The second major issue of Asia Literacy is the non-language half. One of the problems with promoting simply more languages generically is that for a predominately mono-linguistic country, this can be perceived as threatening as learning languages can be seen as ‘too hard’, elite, and ‘wog-ish’. A very reasonable response has been to encourage the learning of ‘Asian studies’ in English, as well as Asian languages, under the rubric of Asia Literacy.

Language without an understanding of the context in which it operates is an empty vessel. Inclusion of Asian studies is critically important as is relating language to other professional study. The risk is that Asian studies is used to dumb-down Asia Literacy. Indian cookery is substituted for an understanding of the Partition. The Beijing Olympics is taught rather than the Cultural Revolution. Manga and Anime substitute for The Tale of Genji and The Seven Samurai. And generalist Asian and international studies courses contain no depth.

Don’t misunderstand me: I think cookery, Olympics, and pop culture are all things worthy of teaching, but just as we need to teach our children about nutritious eating we also need to introduce them to substantive Asian studies. Failure to get the English language portion of Asia Literacy right will alienate both educators who need to find the space within in a crowded curriculum and students who can pick a bludge faster than you can say konnichi-wa.

It is in Australia’s short- and long-term interest to be ‘the most Asia-literate country in the West’. NALSSP-type programs will help achieve this. Less prescription on the languages covered and more depth to the non-language Asian studies aspects will shorten the odds of Asia Literacy delivering its promise.

One response to “Asia literacy: making a good policy better”

  1. It is a relief to hear of Rudd’s new Asia -centred policy.

    However, implementing a successful program in schools is another matter. The concerns expressed in the article above are very real. It appears that languages in schools draws from a static pool of “good” students. In many cases this is true.

    I have however, experienced this differently. As a former teacher of Indonesian, I found that students flocked to the classroom, given an excellent program, good management and a lure of the opportunity to travel to Indonesia as part of a school excursion. (pre Bali bombing) The “soft option” was not considered. They enjoyed the challenge of regular homework and high standards.
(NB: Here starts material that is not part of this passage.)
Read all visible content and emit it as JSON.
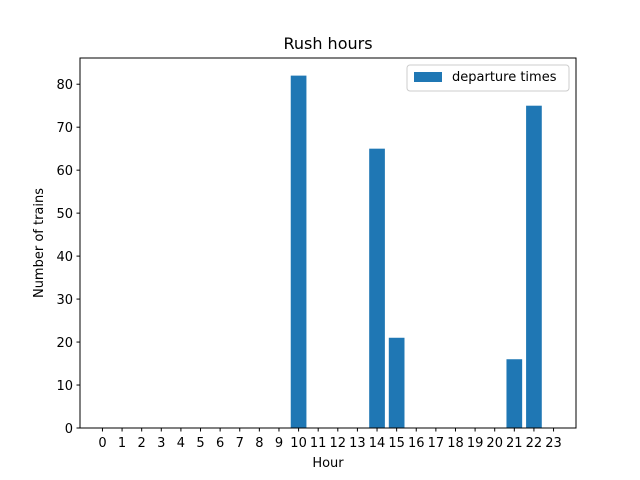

    Research needs to be done to find the common threads that joined successful programs, and then train teachers along those lines. Of course, those who train the teachers would have been successful teachers in those programs.

    Weight could also be given to students who undertake those studies at the HSC /Yr12 level. Extra points towards university study would be the carrot on the stick to continue studies further at university.

    But how does one tackle prejudice and language envy at a government level? Alexander Downer made a monumental insult to our Asian nations when he attended an Asian teacher’s conference in the recent past, and arrogantly broadcast to the audience that he saw no need to study an Asian language. Indonesian teachers around Eastern Australia have long since disappeared after decades of trying to justify themselves, exhausted from anti -Islamic comments and having to face a Government warning against any visits to Indonesia. Within schools, they find themselves at the bottom of the ladder as the “lowest” language, a language of a third world country, as F teachers of any European language would haughtily comment.It seems all other teachers may be able to visit their country of choice to learn the language but Indonesian teachers are told that they may only go to Darwin tor Melbourne to study.

    And of course, no school excursions. Rudd’s government has a lot of challenges ahead to get over these obstacles.